Au début du mois d’avril 2024, le RER E doit parcourir 8 kilomètres de voies nouvelles, entre la gare d’Haussmann Saint-Lazare (Paris 9ème), son terminus actuel et Nanterre La Folie (Hauts-de-Seine). Sur le trajet il s'arrêtera dans les gares de Neuilly-Porte Maillot et de La Défense. Malgré un an et demi de retard, le chantier devrait être achevé à temps pour les Jeux olympiques de Paris en 2024.
C’est dans un volume enserré entre les parkings partiellement reconstruits du Palais des congrès, le RER C, la ligne 1 du métro et le boulevard périphérique à l’ouest, qu’une nouvelle gare a été aménagée porte Maillot, à cheval entre le 16ème et le 17ème arrondissement de Paris.
Franck Stassi La place de la porte Maillot, un grand rond-point routier parisien, sera réaménagée à l'occasion de l'arrivée du RER E et du tramway. Source : Franck Stassi/L'Usine Nouvelle
20 000 mètres carrés ont donc dû être trouvés, avec 15 mètres de large disponibles à 30 mètres sous terre, «ce qui est peu pour aménager des voies et des quais», concède Xavier Gruz, directeur du projet Eole, le prolongement du RER E, pour la SNCF. «Il n’y a plus de place sous la place de la porte Maillot», poursuit le responsable. 35 000 voyageurs devraient passer chaque jour par cette gare qui bénéficie d’un éclairage naturel grâce à des carreaux de verre posés sur l’ancien rond-point routier. Un choix de l’architecte Jean-Marie Duthilleul, qui apporte de la lisibilité aux espaces, en correspondance avec le métro, le RER C et, à l’extérieur, la ligne T3B du tramway, dont l’arrivée a induit la reconfiguration d’une des entrées.
Franck Stassi La largeur des quais variera de 3,50 à 8 mètres. Ici, en observant le tunnel en direction d'Haussmann Saint-Lazare. Source : Franck Stassi/L'Usine Nouvelle
De nouveaux aménagements
«Avec l’échéance des jeux Olympiques, nous ne pouvons plus avoir de retard», indique Xavier Gruz, citant pêle-mêle la réadaptation des techniques face aux contraintes du sol argileux, l’arrêt du chantier durant le premier confinement en 2020, et le décalage de la livraison des matériaux et des équipements, tels que les escaliers mécaniques qui étaient un temps bloqués à Wuhan, en Chine. 390 000 tonnes ont dû être déblayées pour la construction de la gare, et évacuées par une conduite de marinage jusqu’à Courbevoie (Hauts-de-Seine). La base vie du chantier sera déconstruite fin décembre, afin de permettre les derniers aménagements de la porte Maillot. Transformée en avenue, elle sera dédiée à l’accueil d’athlètes et de délégations durant les Jeux olympiques.

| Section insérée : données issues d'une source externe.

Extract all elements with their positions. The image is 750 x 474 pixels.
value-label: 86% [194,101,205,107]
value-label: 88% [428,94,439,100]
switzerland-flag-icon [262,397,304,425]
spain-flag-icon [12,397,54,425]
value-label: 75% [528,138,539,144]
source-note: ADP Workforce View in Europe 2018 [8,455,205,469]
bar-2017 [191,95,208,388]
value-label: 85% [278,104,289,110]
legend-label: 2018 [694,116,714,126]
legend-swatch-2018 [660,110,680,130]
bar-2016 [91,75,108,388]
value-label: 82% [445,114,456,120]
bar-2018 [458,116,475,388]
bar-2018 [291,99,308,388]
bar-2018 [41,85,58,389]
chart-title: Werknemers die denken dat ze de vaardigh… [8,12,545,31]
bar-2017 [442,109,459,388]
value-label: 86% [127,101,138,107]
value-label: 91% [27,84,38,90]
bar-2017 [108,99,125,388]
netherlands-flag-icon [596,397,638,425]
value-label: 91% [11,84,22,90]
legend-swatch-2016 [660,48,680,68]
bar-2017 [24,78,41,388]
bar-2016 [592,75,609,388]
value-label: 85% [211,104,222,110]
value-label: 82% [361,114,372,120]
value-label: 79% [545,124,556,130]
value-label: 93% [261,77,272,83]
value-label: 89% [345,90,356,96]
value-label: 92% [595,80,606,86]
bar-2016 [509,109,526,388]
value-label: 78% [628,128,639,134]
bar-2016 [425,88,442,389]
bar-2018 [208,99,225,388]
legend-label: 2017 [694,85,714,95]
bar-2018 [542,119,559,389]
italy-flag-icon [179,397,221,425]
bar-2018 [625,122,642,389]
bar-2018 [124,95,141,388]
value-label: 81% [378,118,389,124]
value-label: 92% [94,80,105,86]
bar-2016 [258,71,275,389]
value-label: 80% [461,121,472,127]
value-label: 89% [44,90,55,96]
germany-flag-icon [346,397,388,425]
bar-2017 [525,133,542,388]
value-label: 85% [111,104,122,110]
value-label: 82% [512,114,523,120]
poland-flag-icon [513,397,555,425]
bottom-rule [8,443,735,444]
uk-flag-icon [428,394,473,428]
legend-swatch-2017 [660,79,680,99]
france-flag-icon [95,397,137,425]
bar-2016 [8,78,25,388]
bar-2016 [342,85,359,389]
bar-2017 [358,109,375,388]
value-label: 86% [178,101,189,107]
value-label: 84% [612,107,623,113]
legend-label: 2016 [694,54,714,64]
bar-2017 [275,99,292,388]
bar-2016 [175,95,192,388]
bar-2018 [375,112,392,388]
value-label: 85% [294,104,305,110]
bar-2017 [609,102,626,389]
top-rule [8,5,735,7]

Franck Stassi Côté Paris, l'entrée de la gare a dû être repensée en cours de projet afin de s'adapter à l'arrivée du tramway T3B. Source : Franck Stassi/L'Usine Nouvelle
Franck Stassi Une toile rouge, actuellement cachée sous des protections, ornera les plafonds des couloirs afin de réduire le bruit ambiant. Source : Franck Stassi/L'Usine Nouvelle
En termes d’aménagements, la sécurité incendie est notamment prévue par l’encagement en inox des 25 escaliers mécaniques. Réalisés par Constructions Saint-Eloi, basée à Colomiers (Haute-Garonne), ces équipements sont conçus pour protéger les visiteurs d’un éventuel incendie de train. Une toile tendue au plafond devra assurer l’absorption de la réverbération des bruits dans les couloirs. Même si les quais sont étroits, ils ne seront pas équipés de portes palières. Ce choix s'explique par l'interrogation sur le nombre de matériels circulant sur la ligne lors de la mise en chantier. Un espace a été prévu pour pouvoir installer ultérieurement des façades de quai.
Les voyageurs les plus passionnés par l’univers ferroviaire remarqueront la présence d’une caténaire rigide au-dessus des voies, un choix effectué pour disposer de «plus de robustesse» et limiter les interruptions de trafic en cas de rupture. Les nouveaux trains (RER NG) mis en service à l’occasion de cette première phase de prolongement circuleront à 120 kilomètres à l’heure (un raccordement sur les voies existantes en direction de Mantes-la-Jolie, dans les Yvelines, sera effectué en 2026). Il n’y avait pas eu de construction de gare souterraine dans la capitale depuis celle d’Haussmann Saint-Lazare, en 1999.